By increasing the market stabilisation scheme (MSS) ceiling by Rs 50,000 crore, the Reserve Bank of India (RBI) can jolly well tell the currency market to lay off.
More importantly, it also means that it’s unlikely to go for a 50-100 basis points hike in the cash reserve ratio (CRR) any time soon.
There are three reasons for this. First, with the MSS limit nearly exhausted (bonds worth Rs 1,45,000 crore out of the Rs 1,50,000 crore permitted were issued already), the RBI had no weapon to counter the rupee liquidity it generated by intervening in the forex market. The new MSS bonds will do the job now.
Secondly, the government’s borrowing schedule is very heavy in October, November and December, which will absorb substantial money market liquidity.
Thirdly, portfolio inflows tend to taper as stock market valuations hit the higher ranges, notwithstanding the currency arbitrage. For who’d want to bet on diminishing returns?
All of these give the RBI significant elbow room. Governor Y V Reddy will be forced to hike CRR only if dollar inflows remain torrential for an extended period of time from hereon.
The hike in the MSS ceiling also shows the RBI does not want interest rates to come down anytime soon because, after a long gap, inflation will start to rise once again this month as the high-base effect starts wearing off.
Lowering the interest rate will only aggravate the inflation problem looming.
The central bank would actually love to raise interest rates but it can’t because such a move brings in carry-trade or arbitrage money (such as NRIs parking their funds in India to benefit from higher interest rate), which sets off another liquidity-gush cycle.
Since the money market was expecting the ceiling hike, bond yields have already risen. Add to this the more than Rs 50,000 crore of surplus liquidity in the banking system, and yields are unlikely to fly on Friday - bets are on just 5 to 10 paise movements.

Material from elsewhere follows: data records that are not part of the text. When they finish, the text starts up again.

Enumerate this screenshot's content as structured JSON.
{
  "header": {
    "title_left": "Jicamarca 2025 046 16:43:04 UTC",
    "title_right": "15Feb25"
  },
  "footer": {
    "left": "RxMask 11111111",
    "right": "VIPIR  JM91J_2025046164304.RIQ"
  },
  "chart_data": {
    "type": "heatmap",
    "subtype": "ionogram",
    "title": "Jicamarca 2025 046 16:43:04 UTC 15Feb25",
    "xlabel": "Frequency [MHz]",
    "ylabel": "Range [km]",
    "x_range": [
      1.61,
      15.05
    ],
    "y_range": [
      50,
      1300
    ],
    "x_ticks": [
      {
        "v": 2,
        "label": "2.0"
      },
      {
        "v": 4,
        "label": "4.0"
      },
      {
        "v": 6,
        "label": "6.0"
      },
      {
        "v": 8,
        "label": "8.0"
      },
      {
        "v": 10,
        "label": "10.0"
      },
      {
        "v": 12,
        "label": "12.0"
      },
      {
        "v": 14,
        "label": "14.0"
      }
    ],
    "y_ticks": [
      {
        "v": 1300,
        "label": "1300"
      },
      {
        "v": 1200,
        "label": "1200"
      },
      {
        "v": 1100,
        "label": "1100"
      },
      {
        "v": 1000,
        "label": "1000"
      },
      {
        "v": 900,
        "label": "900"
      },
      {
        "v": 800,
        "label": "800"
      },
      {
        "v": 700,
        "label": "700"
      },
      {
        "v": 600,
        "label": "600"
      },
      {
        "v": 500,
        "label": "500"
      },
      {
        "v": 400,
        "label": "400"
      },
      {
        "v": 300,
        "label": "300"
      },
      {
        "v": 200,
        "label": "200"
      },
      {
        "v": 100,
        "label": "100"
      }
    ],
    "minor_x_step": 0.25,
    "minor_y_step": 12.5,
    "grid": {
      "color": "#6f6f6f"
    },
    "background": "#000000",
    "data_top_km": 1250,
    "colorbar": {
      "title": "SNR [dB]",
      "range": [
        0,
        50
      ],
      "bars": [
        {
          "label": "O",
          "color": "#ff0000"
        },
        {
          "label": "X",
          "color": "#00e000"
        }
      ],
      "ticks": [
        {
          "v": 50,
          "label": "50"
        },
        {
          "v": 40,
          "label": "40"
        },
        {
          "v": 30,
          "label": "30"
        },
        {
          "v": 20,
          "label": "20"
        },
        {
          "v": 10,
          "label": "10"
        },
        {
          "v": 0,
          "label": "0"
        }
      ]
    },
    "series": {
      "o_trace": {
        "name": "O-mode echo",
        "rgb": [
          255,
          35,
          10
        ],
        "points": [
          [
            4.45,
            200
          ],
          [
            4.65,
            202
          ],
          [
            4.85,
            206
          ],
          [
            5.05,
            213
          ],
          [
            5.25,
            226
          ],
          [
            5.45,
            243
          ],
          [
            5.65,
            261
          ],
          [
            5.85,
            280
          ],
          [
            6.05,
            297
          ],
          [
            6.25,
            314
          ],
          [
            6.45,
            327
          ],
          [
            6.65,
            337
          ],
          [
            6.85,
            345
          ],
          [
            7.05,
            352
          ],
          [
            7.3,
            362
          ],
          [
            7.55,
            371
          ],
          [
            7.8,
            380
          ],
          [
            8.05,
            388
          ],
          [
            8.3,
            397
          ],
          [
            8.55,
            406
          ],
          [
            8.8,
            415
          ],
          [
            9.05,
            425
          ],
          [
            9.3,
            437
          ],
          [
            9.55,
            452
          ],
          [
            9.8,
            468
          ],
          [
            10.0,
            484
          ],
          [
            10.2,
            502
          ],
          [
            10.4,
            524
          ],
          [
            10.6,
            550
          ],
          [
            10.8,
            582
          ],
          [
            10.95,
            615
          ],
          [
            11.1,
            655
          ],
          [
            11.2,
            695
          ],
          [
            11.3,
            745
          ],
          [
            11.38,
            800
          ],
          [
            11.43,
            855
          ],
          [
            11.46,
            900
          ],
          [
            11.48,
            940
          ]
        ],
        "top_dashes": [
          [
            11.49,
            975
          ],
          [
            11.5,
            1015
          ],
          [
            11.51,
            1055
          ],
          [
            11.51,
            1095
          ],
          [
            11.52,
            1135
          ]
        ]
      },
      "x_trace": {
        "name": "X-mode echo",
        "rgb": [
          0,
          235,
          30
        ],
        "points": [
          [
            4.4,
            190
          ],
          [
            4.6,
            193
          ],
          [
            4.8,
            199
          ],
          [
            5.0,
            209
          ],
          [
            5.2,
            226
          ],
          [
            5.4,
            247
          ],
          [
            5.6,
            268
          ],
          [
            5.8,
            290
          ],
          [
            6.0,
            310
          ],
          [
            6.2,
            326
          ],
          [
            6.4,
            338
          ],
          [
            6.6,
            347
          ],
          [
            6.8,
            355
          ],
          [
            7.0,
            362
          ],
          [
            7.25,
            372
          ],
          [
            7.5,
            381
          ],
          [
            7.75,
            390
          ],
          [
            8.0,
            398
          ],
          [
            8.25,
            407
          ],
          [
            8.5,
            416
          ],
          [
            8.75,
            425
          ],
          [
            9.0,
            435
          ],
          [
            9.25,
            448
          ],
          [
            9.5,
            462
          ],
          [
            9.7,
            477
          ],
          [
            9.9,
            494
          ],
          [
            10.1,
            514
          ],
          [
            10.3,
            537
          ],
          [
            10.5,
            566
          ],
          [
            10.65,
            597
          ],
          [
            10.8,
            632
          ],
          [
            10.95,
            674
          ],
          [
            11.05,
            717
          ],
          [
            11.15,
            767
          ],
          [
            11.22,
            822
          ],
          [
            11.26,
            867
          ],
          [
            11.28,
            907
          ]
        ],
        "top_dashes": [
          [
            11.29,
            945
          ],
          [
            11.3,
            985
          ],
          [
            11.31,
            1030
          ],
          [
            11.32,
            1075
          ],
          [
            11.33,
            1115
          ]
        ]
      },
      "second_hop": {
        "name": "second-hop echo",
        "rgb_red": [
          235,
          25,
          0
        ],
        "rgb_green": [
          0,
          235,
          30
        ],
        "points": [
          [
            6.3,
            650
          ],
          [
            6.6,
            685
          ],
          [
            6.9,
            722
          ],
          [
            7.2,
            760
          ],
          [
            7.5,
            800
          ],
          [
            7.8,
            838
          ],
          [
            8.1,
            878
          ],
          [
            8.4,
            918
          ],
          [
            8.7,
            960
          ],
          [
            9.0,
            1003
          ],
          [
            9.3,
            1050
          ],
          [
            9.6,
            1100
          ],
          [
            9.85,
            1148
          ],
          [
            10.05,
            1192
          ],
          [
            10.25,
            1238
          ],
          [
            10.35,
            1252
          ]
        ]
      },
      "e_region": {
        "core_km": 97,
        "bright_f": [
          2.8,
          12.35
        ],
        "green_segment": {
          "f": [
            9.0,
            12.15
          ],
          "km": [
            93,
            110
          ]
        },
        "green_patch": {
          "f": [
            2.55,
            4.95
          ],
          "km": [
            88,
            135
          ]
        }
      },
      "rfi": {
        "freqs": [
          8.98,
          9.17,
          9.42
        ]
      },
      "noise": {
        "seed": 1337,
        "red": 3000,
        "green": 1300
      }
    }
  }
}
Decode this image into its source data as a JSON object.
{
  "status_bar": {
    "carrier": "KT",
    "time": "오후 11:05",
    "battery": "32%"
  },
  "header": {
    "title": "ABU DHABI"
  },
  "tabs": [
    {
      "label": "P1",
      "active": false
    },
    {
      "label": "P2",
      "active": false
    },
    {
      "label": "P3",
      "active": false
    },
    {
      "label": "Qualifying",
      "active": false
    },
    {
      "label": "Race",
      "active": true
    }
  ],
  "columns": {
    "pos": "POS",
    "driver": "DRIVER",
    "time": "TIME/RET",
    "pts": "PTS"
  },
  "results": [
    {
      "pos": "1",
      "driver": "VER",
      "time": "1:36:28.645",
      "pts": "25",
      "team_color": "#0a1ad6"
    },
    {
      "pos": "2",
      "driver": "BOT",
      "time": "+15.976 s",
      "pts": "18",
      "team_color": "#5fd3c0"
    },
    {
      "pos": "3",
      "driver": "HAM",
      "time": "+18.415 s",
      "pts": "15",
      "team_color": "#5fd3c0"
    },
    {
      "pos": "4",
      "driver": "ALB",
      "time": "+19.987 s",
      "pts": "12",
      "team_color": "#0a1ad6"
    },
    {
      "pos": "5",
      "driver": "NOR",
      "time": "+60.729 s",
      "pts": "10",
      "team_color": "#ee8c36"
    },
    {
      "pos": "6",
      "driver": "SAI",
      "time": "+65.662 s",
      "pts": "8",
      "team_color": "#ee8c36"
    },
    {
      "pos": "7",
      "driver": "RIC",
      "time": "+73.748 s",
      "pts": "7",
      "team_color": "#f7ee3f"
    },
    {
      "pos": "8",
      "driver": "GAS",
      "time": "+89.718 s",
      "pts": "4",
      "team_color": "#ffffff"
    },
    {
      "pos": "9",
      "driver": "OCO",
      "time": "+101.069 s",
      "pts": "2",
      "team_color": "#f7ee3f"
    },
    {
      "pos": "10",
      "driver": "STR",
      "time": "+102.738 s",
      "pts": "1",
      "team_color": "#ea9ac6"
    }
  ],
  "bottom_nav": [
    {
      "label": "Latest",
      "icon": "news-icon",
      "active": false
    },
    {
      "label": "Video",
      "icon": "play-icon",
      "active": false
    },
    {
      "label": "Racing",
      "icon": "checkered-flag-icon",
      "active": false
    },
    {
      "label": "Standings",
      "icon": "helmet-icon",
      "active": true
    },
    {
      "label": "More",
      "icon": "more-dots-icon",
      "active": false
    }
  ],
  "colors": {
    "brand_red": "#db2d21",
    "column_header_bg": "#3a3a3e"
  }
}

The yield curve remains how it is.
On the fiscal side, there is additional cost involved because the government will have to pay interest on all the new MSS bonds issued.
Also, intervening in the forex markets to stem the dollar tide has another cost: the RBI is buying a currency that’s going only one way - down.
So, the value of all the dollars it buys to defend the rupee will only depreciate.
In 2007 so far, the RBI has bought $38 billion worth of dollars, and the dollar has depreciated 11 per cent against the rupee. The loss thus runs into thousands of crores.